A Carbon Tax Twofer. A Meat Tax? No, Sir.

It’s probably not news that the immediate prospects for a carbon tax aren’t great.  I still think that it’s going to seem impossible until, fairly suddenly, it actually happens.  Hope springs eternal.

In any case, there has been some news on the carbon tax front this month.  Here’s the quick summary.  The Climate Leadership Council, everyone’s favorite collection of Republicans who used to matter, released The Dividend Advantage, which provides an excellent and concise summary of 10 reasons why the fee and “dividend” approach that they propose is the best approach.  I agree with everything in it.  I particularly like point 5, about what they call “regulatory simplification.”  I’ll only note that, while I don’t believe the term can be copyrighted, I have long called for a “grand bargain” that would put a price on carbon in exchange for eliminating some of the more cumbersome current air regulations.
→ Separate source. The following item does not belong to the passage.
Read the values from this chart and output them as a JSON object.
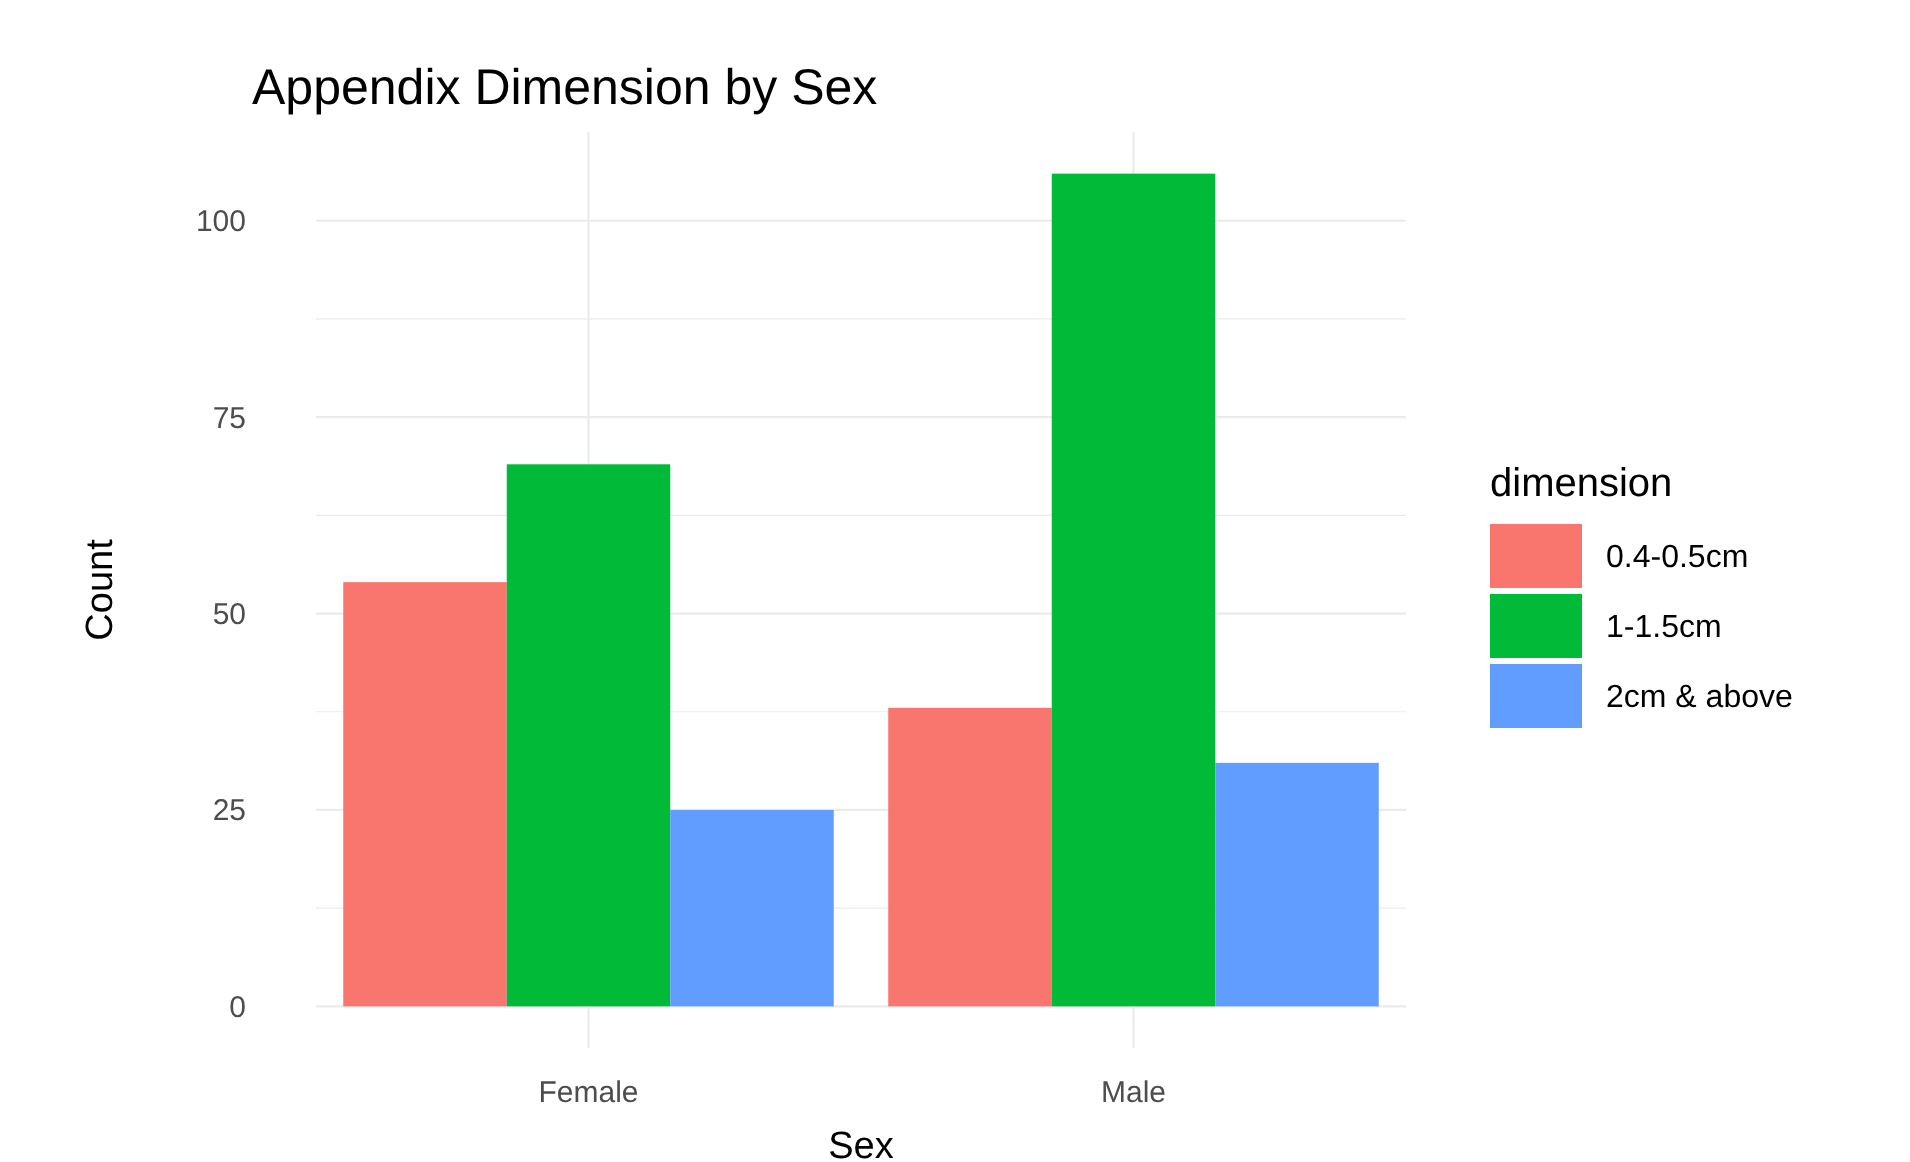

If the CLC is not persuasive enough, another conservative group, the Alliance for Market Solutions, has its own report on a carbon tax, prepared by Ernst & Young.  The E&Y analysis looks a carbon tax initially priced at $31/ton.  E&Y recommends against the CLC dividend, concluding that making the most recent tax cuts permanent would have the greatest positive impact on long-term GDP.

Finally, we have a late entrant, a meat taxA meat tax would respond to concerns that production of meat, particularly red meat, is a significant contributor towards climate change.  I’m all for taxing externalities and I don’t doubt that meat production is more carbon-intensive than other food sources.  However, it does appear that at least some of the claims about the carbon intensity of meat production may not be valid.

My vote is for the CLC tax (let’s call a spade a spade) and dividend model, but I’m open to anything that puts a price on carbon.  (Should dishes that are charred cost more than steak tartare?)

6 thoughts on “A Carbon Tax Twofer. A Meat Tax? No, Sir.

  1. I’m all for taking immediate climate action even if it means far from perfect proposals based on an awful lot of compromise.

    Still, I just can’t imagine supporting any zero sum proposal where climate benefits come at the expense of any increases in conventional air pollutants, given how much more harmful these pollutants are to human health and the environment and their disproportionate impacts on certain communities and ecosystems.

    At the moment, I think we’ll have to settle for the exact opposite approach, as imperfect as it is – fighting like hell to bend the curve on coal usage any way we can, applying downward pressure through CAA regulation and making the transition to zero emissions energy as smooth as possible through subsidies and otherwise. It’s messy and economically imperfect to say the least. But a poorly designed carbon tax? No, thanks.

  2. I agree with Mr. Isaacson, and urge particular caution regarding any over-arching endorsement of “regulatory simplification”. Looking ahead suggests, if anything, a potential need for greater regulatory savvy and complexity. For example, do you push for a more sophisticated approach to the now conventional prescription for oxidation catalysts on power plant smokestacks (which convert one pollutant, CO, to CO2)? Perhaps that’s not the right way to go for power plants far removed from population centers, where localized CO is not a problem, but where the resultant CO2 would add to the global problem…
    The Devil here is in the details, at a time when the rhetoric grows increasingly impressionistic.

  3. Thank you both for your comments, but neither of you have persuaded me. A tax on carbon will have huge benefits for conventional pollutants and we can certainly dispense with a number of regulations that, in my view, have been tremendously inefficient ways of regulating, even apart from the climate issue and the need to find support wherever we can get it.

  4. OK. Can I persuade you that the much larger problem is getting back quickly to a Congress and Administration that are committed to at least head in the right direction rather than accelerate in the wrong direction?